Non-tax litigation that could impact UTP
In 2023, the Roofers Local No. 149 Pension Fund (plaintiff) sued Amgen Inc. and others based on Amgen’s alleged failure to adequately disclose information about transfer pricing disputes with the IRS regarding the allocation of profits between Amgen affiliates in the U.S. and Puerto Rico. According to the plaintiff, Amgen did not share specific information in its possession about the IRS proposed adjustment before the July 29, 2020, filing of its quarterly report on Form 10-Q. Amgen disclosed the transfer pricing dispute with the IRS regarding the Puerto Rico transactions and took the position that the IRS positions were “without merit,” but omitted the fact that the amount at issue was over $10.7 billion in total.
In 2024, the Supreme Court overturned the decades-long Chevron deference to agency rule-making in Loper Bright Enterprises v. Raimondo, U.S., No. 22-451. The decision could lead to new regulatory challenges and changes to the administration of transfer pricing and other income tax issues. Chevron deference was a legal precedent set in the 1984 Supreme Court case, Chevron v. Natural Resources Defense Council (467 U.S. 837), which essentially deferred to an agency’s interpretation of any ambiguous statute as long as the interpretation was reasonable and not arbitrary and capricious.
With Chevron invalidated, it is not completely clear what standard courts will apply to determine the validity of regulations. The Loper Bright decision references the standard set by the Supreme Court in 1944 in Skidmore v. Swift & Co. (323 U.S. 134), which generally defers to a regulation based on its persuasiveness, including the thoroughness of its analysis, the validity of its reasoning, and the consistency of interpretation with other agency interpretations. For tax regulations, there is some additional question of whether the end of Chevron will resurrect another standard set in 1979 in National Muffler Dealers Assn., Inc. v. United States (440 U.S. 472), which created a distinction between interpretive regulations based on the IRS’s general authority and legislative regulations based on an explicit grant of authority for a specific statutory provision.

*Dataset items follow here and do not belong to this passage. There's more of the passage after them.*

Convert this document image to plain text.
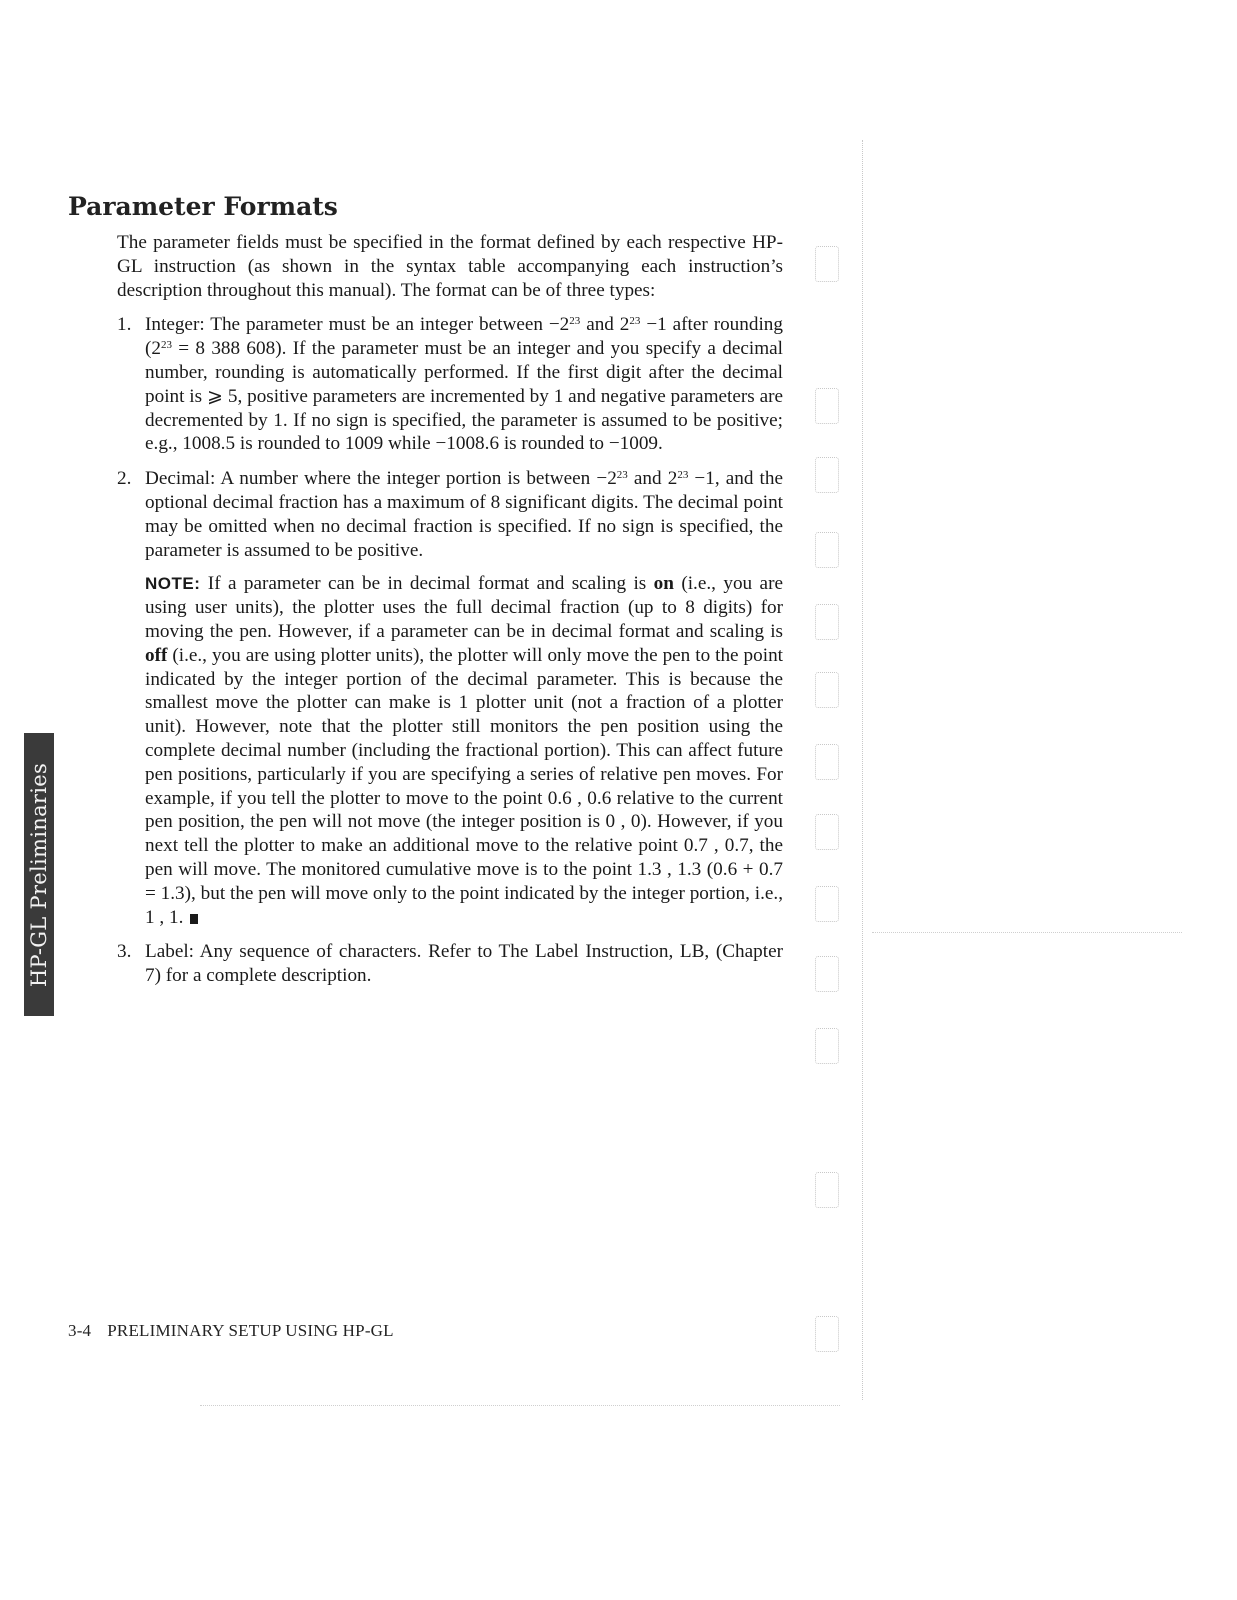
Parameter Formats

The parameter fields must be specified in the format defined by each respective HP-GL instruction (as shown in the syntax table accompanying each instruction’s description throughout this manual). The format can be of three types:

1. Integer: The parameter must be an integer between $-2^{23}$ and $2^{23} -1$ after rounding ($2^{23} = 8$ 388 608). If the parameter must be an integer and you specify a decimal number, rounding is automatically performed. If the first digit after the decimal point is ⩾ 5, positive parameters are incremented by 1 and negative parameters are decremented by 1. If no sign is specified, the parameter is assumed to be positive; e.g., 1008.5 is rounded to 1009 while −1008.6 is rounded to −1009.
2. Decimal: A number where the integer portion is between $-2^{23}$ and $2^{23} -1$, and the optional decimal fraction has a maximum of 8 significant digits. The decimal point may be omitted when no decimal fraction is specified. If no sign is specified, the parameter is assumed to be positive.
NOTE: If a parameter can be in decimal format and scaling is on (i.e., you are using user units), the plotter uses the full decimal fraction (up to 8 digits) for moving the pen. However, if a parameter can be in decimal format and scaling is off (i.e., you are using plotter units), the plotter will only move the pen to the point indicated by the integer portion of the decimal parameter. This is because the smallest move the plotter can make is 1 plotter unit (not a fraction of a plotter unit). However, note that the plotter still monitors the pen position using the complete decimal number (including the fractional portion). This can affect future pen positions, particularly if you are specifying a series of relative pen moves. For example, if you tell the plotter to move to the point 0.6 , 0.6 relative to the current pen position, the pen will not move (the integer position is 0 , 0). However, if you next tell the plotter to make an additional move to the relative point 0.7 , 0.7, the pen will move. The monitored cumulative move is to the point 1.3 , 1.3 (0.6 + 0.7 = 1.3), but the pen will move only to the point indicated by the integer portion, i.e., 1 , 1.
3. Label: Any sequence of characters. Refer to The Label Instruction, LB, (Chapter 7) for a complete description.
HP-GL Preliminaries
3-4 PRELIMINARY SETUP USING HP-GL
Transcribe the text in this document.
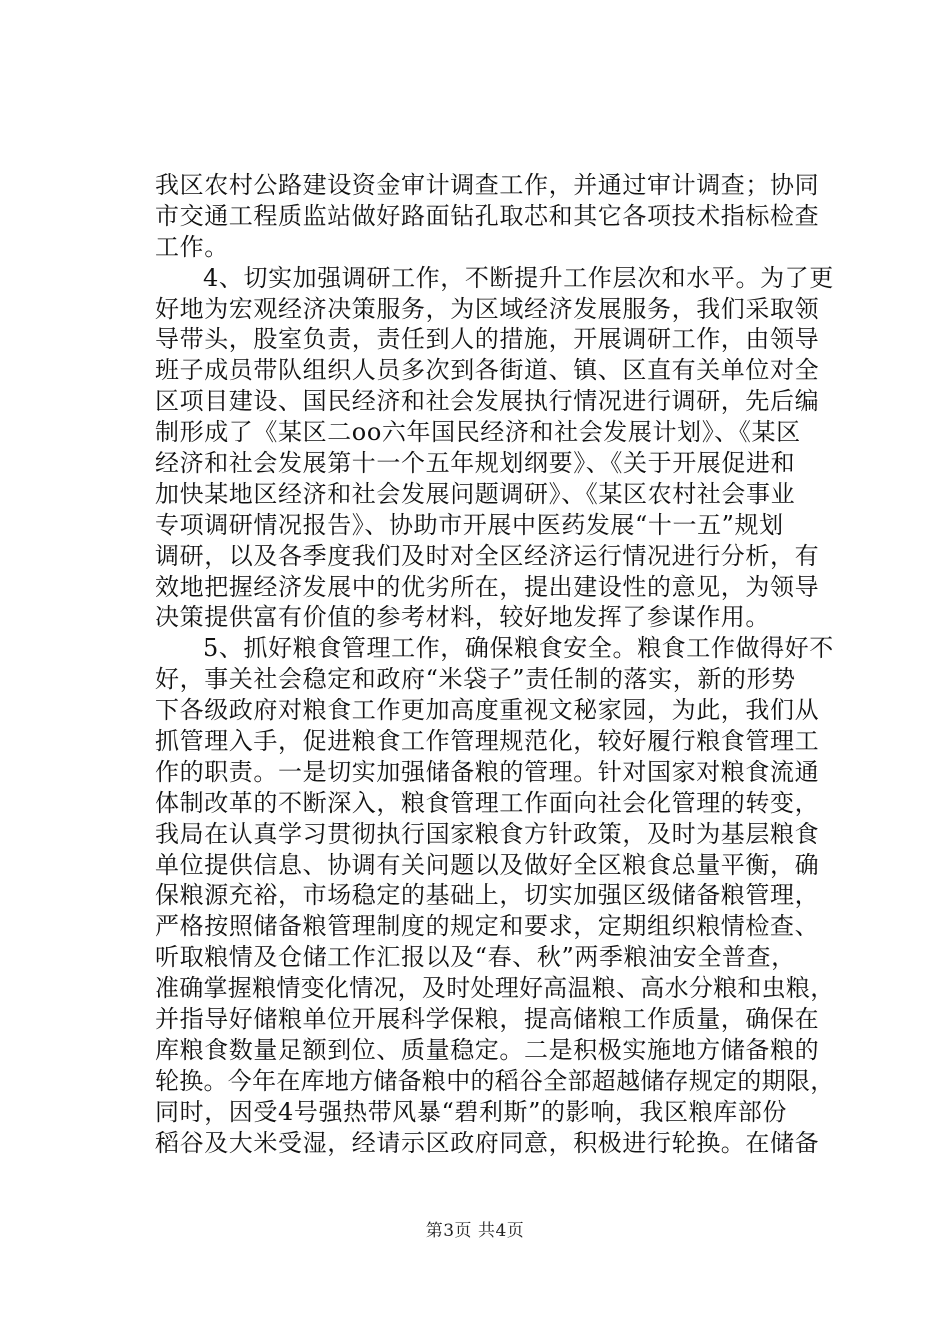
我区农村公路建设资金审计调查工作，并通过审计调查；协同
市交通工程质监站做好路面钻孔取芯和其它各项技术指标检查
工作。
4、切实加强调研工作，不断提升工作层次和水平。为了更
好地为宏观经济决策服务，为区域经济发展服务，我们采取领
导带头，股室负责，责任到人的措施，开展调研工作，由领导
班子成员带队组织人员多次到各街道、镇、区直有关单位对全
区项目建设、国民经济和社会发展执行情况进行调研，先后编
制形成了《某区二oo六年国民经济和社会发展计划》、《某区
经济和社会发展第十一个五年规划纲要》、《关于开展促进和
加快某地区经济和社会发展问题调研》、《某区农村社会事业
专项调研情况报告》、协助市开展中医药发展“十一五”规划
调研，以及各季度我们及时对全区经济运行情况进行分析，有
效地把握经济发展中的优劣所在，提出建设性的意见，为领导
决策提供富有价值的参考材料，较好地发挥了参谋作用。
5、抓好粮食管理工作，确保粮食安全。粮食工作做得好不
好，事关社会稳定和政府“米袋子”责任制的落实，新的形势
下各级政府对粮食工作更加高度重视文秘家园，为此，我们从
抓管理入手，促进粮食工作管理规范化，较好履行粮食管理工
作的职责。一是切实加强储备粮的管理。针对国家对粮食流通
体制改革的不断深入，粮食管理工作面向社会化管理的转变，
我局在认真学习贯彻执行国家粮食方针政策，及时为基层粮食
单位提供信息、协调有关问题以及做好全区粮食总量平衡，确
保粮源充裕，市场稳定的基础上，切实加强区级储备粮管理，
严格按照储备粮管理制度的规定和要求，定期组织粮情检查、
听取粮情及仓储工作汇报以及“春、秋”两季粮油安全普查，
准确掌握粮情变化情况，及时处理好高温粮、高水分粮和虫粮，
并指导好储粮单位开展科学保粮，提高储粮工作质量，确保在
库粮食数量足额到位、质量稳定。二是积极实施地方储备粮的
轮换。今年在库地方储备粮中的稻谷全部超越储存规定的期限，
同时，因受4号强热带风暴“碧利斯”的影响，我区粮库部份
稻谷及大米受湿，经请示区政府同意，积极进行轮换。在储备
第3页 共4页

This could be particularly important for transfer pricing because the rules contained in Section 482 are general and brief, and the practical application of transfer pricing relies almost entirely on more expansive rules created by IRS regulations. Section 482 gives the Treasury Secretary explicit authority to enforce transfer pricing rules, but this grant of authority does not specifically mention regulations, and there will likely be increasing challenges to IRS transfer pricing regulations.
Next steps
Recent IRS-favorable litigation trends and an increased likelihood that transfer pricing penalties will be imposed have undermined some of the expectations used in ASC 740 analyses by companies to achieve low or no unrecognized tax benefit. An investor lawsuit about undisclosed information from a transfer pricing dispute and a non-tax lawsuit that removes government deference in the writing of tax regulations have increased the uncertainty surrounding the reporting of transfer pricing issues in financial statements.
In preparing their 2024 financial statements, companies should re-evaluate their transfer pricing approach and the assumptions used in ASC 740 analyses. Function and risk changes not included in transfer pricing documentation may cause transfer pricing documentation to be less accurate. Previously held assumptions about probability of the IRS success in litigation and likelihood of asserting transfer pricing penalties may need to be updated.